Was für uns das Konfi-Brot zum Frühstück, ist für viele Japaner die Miso-Suppe. Damit startet man in Japan in den Tag. Und auch wir schlürfen beim Japaner zu Sushi gerne mal ein feines Miso-Süppchen.

Misopaste in Schälchen angerichtet. Daneben liegt eine Misopastenverpackung.
Bildlegende: Misopaste kann von unterschiedlicher Farbe sein. SRF

Miso ist eine Würzpaste. Hauptbestandteil der Paste sind weich gekochte und zerstampfte Sojabohnen. Diese werden mit einem Edelschimmelpilz und Salz versetzt und je nach Sorte mit Reis, Gerste oder andern Getreiden vermischt. Und dann ist Warten angesagt: Die Reifung und Fermentation des qualitativ guten Miso dauert nämlich gut und gerne mal einige Monate bis mehrere Jahre. Erst dann kommt das Miso auf den Tisch.

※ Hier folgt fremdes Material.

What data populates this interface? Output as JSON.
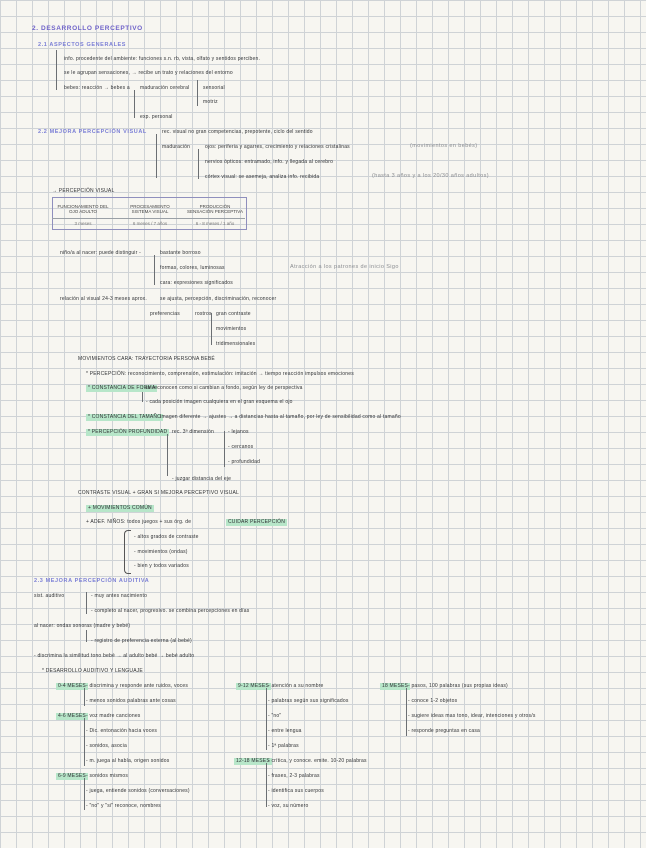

Übrigens: Miso braucht es nicht nur für die Miso-Suppe. Auch in Marinaden und Dressings macht sich die populäre Würzpaste aus dem Land der aufgehenden Sonne gut.

Da es in Japan die unterschiedlichsten Sojabohnen gibt, kann auch die Misopaste von sehr unterschiedlicher Farbe sein: Da gib ets ganz helle, hellbraun oder dunkelgelbe Pasten, aber auch solche die fast schwarz sind. Dunkle Pasten sind von kräftigerem Aroma und verfügen über einen höheren Salzanteil, als helle Miso-Pasten.

In einem gut verschlossenen Glas lässt sich Miso im Kühlschrank problemlos mehrere Monate aufbewahren.